Architects: Allied Works Architecture
Photographs: Helene Binet
Text description provided by the architects. The Contemporary Art Museum St. Louis is located in a neighborhood of empty lots, burned out churches and lone townhouses that mark a lost twentieth-century urban ideal. The original grasslands of the region have reemerged in the form of manicured lawns that course between the lone remnants of elegant town homes, creating a new form of urban frontier.
The new architecture for the Contemporary Art Museum St. Louis creates a “site” for art and the potential work of artists, work that can take any form or medium. A building of anticipation, the museum is intended to be “acted upon” with art on any plane or surface.
It is a catalyst for new experience, an instrument to be played by artists and curators. In creating this new domain for art, the architecture reinforces both the ghost of the ideal city streets and the present landscape.

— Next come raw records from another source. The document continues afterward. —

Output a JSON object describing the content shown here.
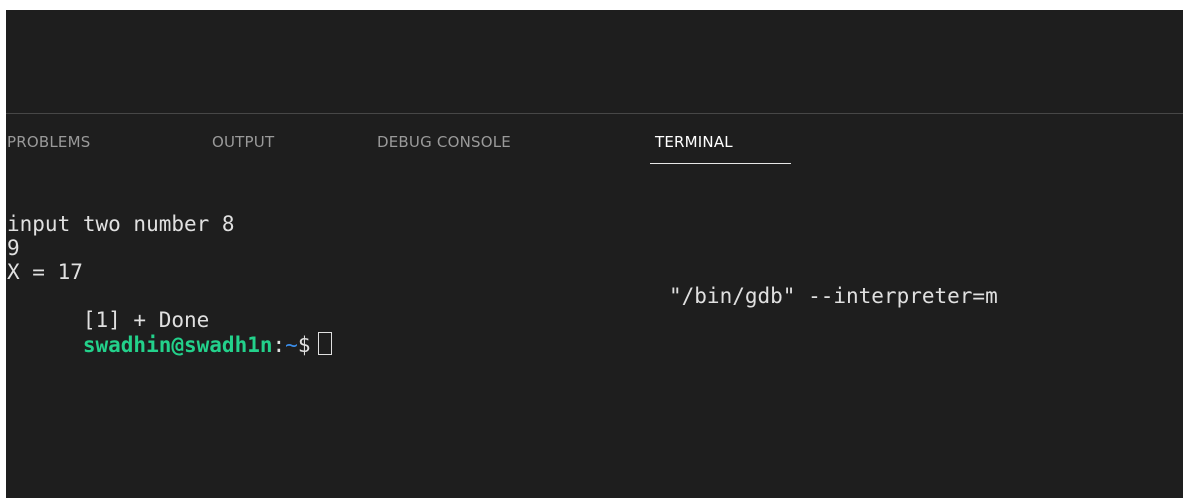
{
  "panel": {
    "tabs": [
      {
        "label": "PROBLEMS"
      },
      {
        "label": "OUTPUT"
      },
      {
        "label": "DEBUG CONSOLE"
      },
      {
        "label": "TERMINAL"
      }
    ],
    "active_tab": "TERMINAL"
  },
  "terminal": {
    "lines": [
      "input two number 8",
      "9",
      "X = 17",
      "[1] + Done"
    ],
    "done_command": "\"/bin/gdb\" --interpreter=m",
    "prompt": {
      "user_host": "swadhin@swadh1n",
      "colon": ":",
      "path": "~",
      "dollar": "$"
    }
  },
  "colors": {
    "background": "#1e1e1e",
    "prompt_user": "#23d18b",
    "prompt_path": "#3b8eea",
    "active_tab": "#ffffff",
    "inactive_tab": "#9a9a9a"
  }
}
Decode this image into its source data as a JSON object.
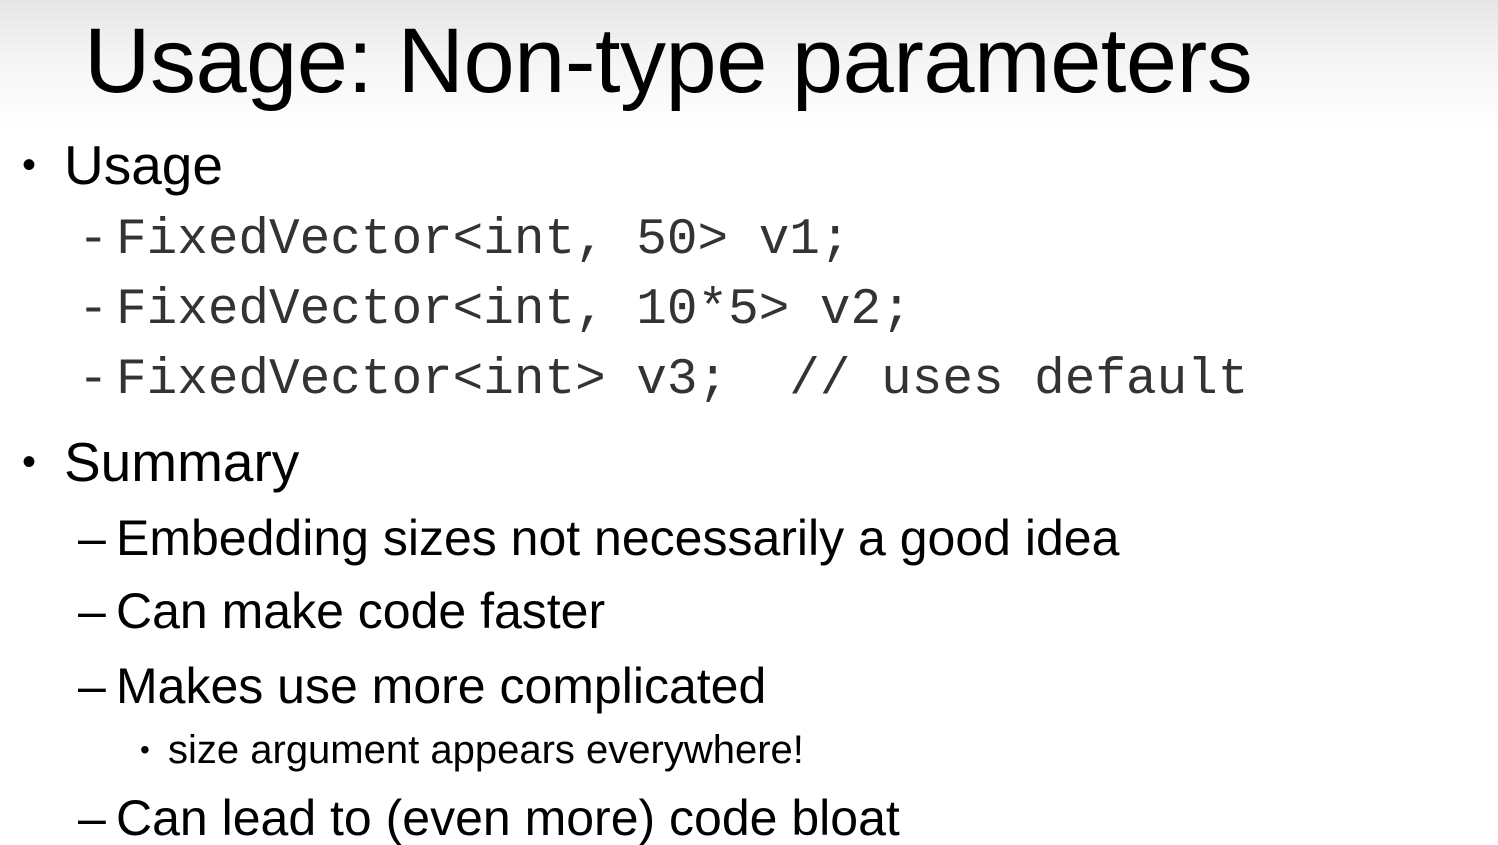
{
  "slide": {
    "title": "Usage: Non-type parameters",
    "sections": [
      {
        "bullet": "•",
        "heading": "Usage",
        "items": [
          {
            "dash": "-",
            "text": "FixedVector<int, 50> v1;"
          },
          {
            "dash": "-",
            "text": "FixedVector<int, 10*5> v2;"
          },
          {
            "dash": "-",
            "text": "FixedVector<int> v3;  // uses default"
          }
        ]
      },
      {
        "bullet": "•",
        "heading": "Summary",
        "items": [
          {
            "dash": "–",
            "text": "Embedding sizes not necessarily a good idea"
          },
          {
            "dash": "–",
            "text": "Can make code faster"
          },
          {
            "dash": "–",
            "text": "Makes use more complicated",
            "subitems": [
              {
                "bullet": "•",
                "text": "size argument appears everywhere!"
              }
            ]
          },
          {
            "dash": "–",
            "text": "Can lead to (even more) code bloat"
          }
        ]
      }
    ]
  }
}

The museum is formed by two opposing walls of concrete, which intertwine and cantilever over this new urban prairie. The lower walls bound the museum and establish the realm for art, observation, and education, creating large interconnecting galleries. These serpentine walls touch the sidewalk and fold inwards, inviting the public to enter and providing views completely through the building from the street intersection outside. The upper walls span above the galleries, intersecting and dividing the volumes below while providing rooms for administration and education. The ceilings float between these upper boundaries at varying heights, modulating the proportion and light of the galleries. The two realms of space and structure converge and diverge, spinning the perception of enclosure and transparency in multiple directions.
This building is a simultaneous act of enclosure and invitation, allowing the landscape to flow through the entire site, while tenuously capturing and containing rooms for art. The museum is not a privileged domain, but an open field that concentrates the forces of the city in preparation for later occupation by the artists.